¿Qué es un ser humano? La respuesta no está en el viento, sino en el
genoma. El genoma es un libro del que contenemos billones de ejemplares
en nuestro cuerpo, y que reeditamos mientras vivimos. Nuestras células
lo consultan continuamente para saber lo que tienen que hacer. Pero
nosotros mismos ignorábamos su existencia, su idioma y su escritura. En
1953, J. Watson y F. Crick descubrieron su alfabeto. En cuatro décadas
de arduo trabajo, hemos ido descifrando su gramática y aprendiendo a
leer. En 1988, Watson anunció la puesta en marcha del proyecto Genoma
Humano, una de las grandes epopeyas científicas de todos los tiempos. La
aventura empezó como un proyecto de los National Institutes of Health
de Estados Unidos pero pronto se unieron a ella otros centros de
investigación públicos y privados de Europa, América y Japón, como el
Whitehead Institute (en Boston) o el Généthon (en París). Las dos
primeras fases del proyecto (la elaboración de mapas genéticos y físicos
del genoma) se concluyó a principios del 2001. Ello equivale a establecer
la división del libro en páginas y capítulos. La siguiente fase, que
duró hasta 2005, consistía en la secuenciación efectiva del genoma, es
decir, en deletrear sus tres mil millones de letras o bases, y en darle
una primera lectura, identificando sus ochenta mil frases o genes entre
la inmensa maraña de erratas repetitivas, aunque sin entender bien
todavía el argumento global.
Otros genomas se terminaron ya de secuenciar, como los de las eubacterias Haemophilus influenzae y Mycoplasma genitalium e incluso el de la levadura Saccharomyces cerevisiae, y otros se han ido averiguando hasta la actualidad. La comparación de los diversos genomas aporta una
precisión inédita a los estudios sobre la evolución de la vida y la
filogenia de las especies. La mayoría de nuestros genes se encuentran
también en otros organismos, y su función puede ser más fácil de
estudiar en ellos. Incluso genes que en nosotros producen la enfermedad
de Alzheimer o el cáncer de páncreas se encuentran en organismos tan
remotos como el nematodo Caenorabditis o la mosca Drosophila.

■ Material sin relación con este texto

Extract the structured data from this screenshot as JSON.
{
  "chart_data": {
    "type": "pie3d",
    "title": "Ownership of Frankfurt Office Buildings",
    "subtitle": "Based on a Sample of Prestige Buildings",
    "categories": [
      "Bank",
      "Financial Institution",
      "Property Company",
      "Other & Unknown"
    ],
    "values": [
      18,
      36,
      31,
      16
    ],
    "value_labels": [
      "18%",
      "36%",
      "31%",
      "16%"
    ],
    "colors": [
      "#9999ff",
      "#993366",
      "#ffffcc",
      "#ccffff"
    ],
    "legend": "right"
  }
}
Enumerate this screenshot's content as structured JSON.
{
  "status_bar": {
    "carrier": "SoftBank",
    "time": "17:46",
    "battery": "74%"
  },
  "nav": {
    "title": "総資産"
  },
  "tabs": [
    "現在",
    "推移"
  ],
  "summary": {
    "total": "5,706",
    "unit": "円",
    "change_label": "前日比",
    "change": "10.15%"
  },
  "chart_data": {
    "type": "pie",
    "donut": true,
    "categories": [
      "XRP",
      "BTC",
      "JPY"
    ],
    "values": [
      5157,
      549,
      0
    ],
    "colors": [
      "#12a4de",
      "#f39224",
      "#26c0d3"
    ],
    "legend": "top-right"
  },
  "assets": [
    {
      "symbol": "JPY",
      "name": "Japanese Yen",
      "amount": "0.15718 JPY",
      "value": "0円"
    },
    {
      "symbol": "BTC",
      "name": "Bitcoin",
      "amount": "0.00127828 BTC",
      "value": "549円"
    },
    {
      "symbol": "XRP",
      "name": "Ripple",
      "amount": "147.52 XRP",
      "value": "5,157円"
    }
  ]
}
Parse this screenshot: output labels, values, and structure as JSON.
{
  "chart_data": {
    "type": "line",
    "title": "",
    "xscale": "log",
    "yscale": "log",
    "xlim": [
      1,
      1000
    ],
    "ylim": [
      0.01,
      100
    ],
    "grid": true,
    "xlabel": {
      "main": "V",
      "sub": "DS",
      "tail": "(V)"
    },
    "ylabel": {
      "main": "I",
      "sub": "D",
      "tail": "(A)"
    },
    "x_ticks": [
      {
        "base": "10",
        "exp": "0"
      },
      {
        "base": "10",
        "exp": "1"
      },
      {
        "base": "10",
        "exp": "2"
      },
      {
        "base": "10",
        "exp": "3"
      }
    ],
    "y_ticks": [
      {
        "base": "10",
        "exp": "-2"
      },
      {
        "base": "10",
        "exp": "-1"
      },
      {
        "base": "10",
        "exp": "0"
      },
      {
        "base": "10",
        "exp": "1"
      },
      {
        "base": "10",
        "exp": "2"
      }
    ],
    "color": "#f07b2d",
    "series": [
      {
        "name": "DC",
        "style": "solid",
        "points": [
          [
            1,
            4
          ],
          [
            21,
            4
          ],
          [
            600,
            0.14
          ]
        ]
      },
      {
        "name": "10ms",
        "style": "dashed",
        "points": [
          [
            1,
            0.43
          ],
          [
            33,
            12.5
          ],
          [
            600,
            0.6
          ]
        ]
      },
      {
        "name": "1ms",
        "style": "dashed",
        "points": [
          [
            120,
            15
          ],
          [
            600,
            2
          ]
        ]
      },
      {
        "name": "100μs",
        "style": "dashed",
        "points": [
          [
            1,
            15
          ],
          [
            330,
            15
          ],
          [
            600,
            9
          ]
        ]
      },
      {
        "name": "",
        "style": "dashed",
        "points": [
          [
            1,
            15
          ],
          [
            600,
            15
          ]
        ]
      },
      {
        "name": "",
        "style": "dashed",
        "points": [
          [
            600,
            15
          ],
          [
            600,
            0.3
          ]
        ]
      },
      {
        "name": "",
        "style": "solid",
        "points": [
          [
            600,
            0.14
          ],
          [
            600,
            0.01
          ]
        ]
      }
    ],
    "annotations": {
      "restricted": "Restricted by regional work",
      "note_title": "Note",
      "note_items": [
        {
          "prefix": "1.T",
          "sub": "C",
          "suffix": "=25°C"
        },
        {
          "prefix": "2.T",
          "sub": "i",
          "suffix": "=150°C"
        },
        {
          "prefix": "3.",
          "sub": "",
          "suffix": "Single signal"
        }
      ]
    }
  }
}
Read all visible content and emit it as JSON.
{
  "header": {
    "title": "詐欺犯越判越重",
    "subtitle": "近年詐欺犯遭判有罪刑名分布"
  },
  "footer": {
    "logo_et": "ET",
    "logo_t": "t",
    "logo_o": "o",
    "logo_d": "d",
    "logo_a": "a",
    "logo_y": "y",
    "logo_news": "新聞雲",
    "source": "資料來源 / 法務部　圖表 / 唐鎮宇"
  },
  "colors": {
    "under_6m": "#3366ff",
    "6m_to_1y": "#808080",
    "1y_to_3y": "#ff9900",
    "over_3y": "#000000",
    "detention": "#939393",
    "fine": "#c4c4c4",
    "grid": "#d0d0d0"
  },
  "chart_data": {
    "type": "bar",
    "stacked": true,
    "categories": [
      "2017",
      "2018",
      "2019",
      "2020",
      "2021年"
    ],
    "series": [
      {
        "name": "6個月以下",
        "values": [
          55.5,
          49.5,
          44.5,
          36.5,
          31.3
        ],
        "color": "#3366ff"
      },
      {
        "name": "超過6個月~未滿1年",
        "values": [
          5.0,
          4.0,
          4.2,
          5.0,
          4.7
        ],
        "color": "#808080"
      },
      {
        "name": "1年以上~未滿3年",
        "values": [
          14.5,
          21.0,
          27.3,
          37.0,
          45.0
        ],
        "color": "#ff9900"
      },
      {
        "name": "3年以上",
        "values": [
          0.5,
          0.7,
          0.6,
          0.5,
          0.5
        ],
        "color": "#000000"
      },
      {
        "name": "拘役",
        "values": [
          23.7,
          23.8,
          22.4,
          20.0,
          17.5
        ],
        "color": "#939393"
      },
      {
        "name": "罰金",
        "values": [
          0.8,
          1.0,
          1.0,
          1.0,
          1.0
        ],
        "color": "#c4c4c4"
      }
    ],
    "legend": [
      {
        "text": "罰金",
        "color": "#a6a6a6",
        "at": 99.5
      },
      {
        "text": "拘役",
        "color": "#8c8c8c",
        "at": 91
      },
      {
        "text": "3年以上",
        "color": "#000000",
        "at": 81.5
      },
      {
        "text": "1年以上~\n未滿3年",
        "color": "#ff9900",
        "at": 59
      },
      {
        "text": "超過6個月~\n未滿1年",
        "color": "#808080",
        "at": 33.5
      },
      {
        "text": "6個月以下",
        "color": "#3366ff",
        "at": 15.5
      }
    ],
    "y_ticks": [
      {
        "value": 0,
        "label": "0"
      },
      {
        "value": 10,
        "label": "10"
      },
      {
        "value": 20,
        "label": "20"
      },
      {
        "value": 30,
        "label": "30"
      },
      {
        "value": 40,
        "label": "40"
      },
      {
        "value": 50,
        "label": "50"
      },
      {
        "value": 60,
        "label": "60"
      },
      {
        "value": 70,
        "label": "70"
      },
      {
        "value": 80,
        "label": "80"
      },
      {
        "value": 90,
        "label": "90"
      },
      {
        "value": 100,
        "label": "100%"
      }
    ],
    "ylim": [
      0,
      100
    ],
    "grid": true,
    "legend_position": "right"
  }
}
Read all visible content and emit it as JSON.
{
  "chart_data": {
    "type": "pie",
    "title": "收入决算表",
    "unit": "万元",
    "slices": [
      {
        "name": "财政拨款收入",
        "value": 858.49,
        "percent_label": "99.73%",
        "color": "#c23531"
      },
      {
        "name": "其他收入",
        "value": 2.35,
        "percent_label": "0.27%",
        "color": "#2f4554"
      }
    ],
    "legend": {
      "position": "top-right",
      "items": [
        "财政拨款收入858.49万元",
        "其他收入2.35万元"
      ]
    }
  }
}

Ya se ha concluido la secuenciación del genoma humano, se han determinado las funciones de muchos de sus genes, incluida la producción
poligénica de caracteres y conductas complejas, y se ha estudiado la variedad
alélica de cada locus y las diferencias inducidas por diversas
combinaciones de alelos. Gracias a esto podemos zanjar rancias polémicas
ideológicas sobre lo heredado y lo adquirido con criterios
objetivos. Los políticos y empresarios que financiaron el proyecto se han
dejaron convencer por el señuelo de sus beneficios para la medicina,
aunque las promesas de terapia génica para la curación de enfermedades
hereditarias no se han materializado del todo. El único resultado práctico ha
sido la elaboración de pruebas genéticas para algunas enfermedades, como
la fibrosis quística. La posibilidad de que estas pruebas provocaran
discriminación (en el empleo o en los seguros) de los portadores de
ciertos genes alarmó a los críticos sociales, que , sin embargo, pronto
fueron aplacados con el gran plato de lentejas que supone el 5% del
presupuesto del proyecto, dedicado a bioética.
Si bien tanto los beneficios como los peligros del proyecto han sido
menores de lo esperado, su éxito científico es indudable. Los métodos
empleados cada vez han sido más eficientes, el porcentaje de errores en la
secuenciación llegó a estar por debajo del uno por ciento, y los resultados
(contra lo que se temía) se han hecho públicos e incluso son
accesibles gratis a través de Internet. En cualquier caso, y sobre todo,
con el proyecto Genoma Humano hemos seguido, aunque con 2.500 años de
retraso, el consejo del dios Apolo: "Conócete a ti mismo".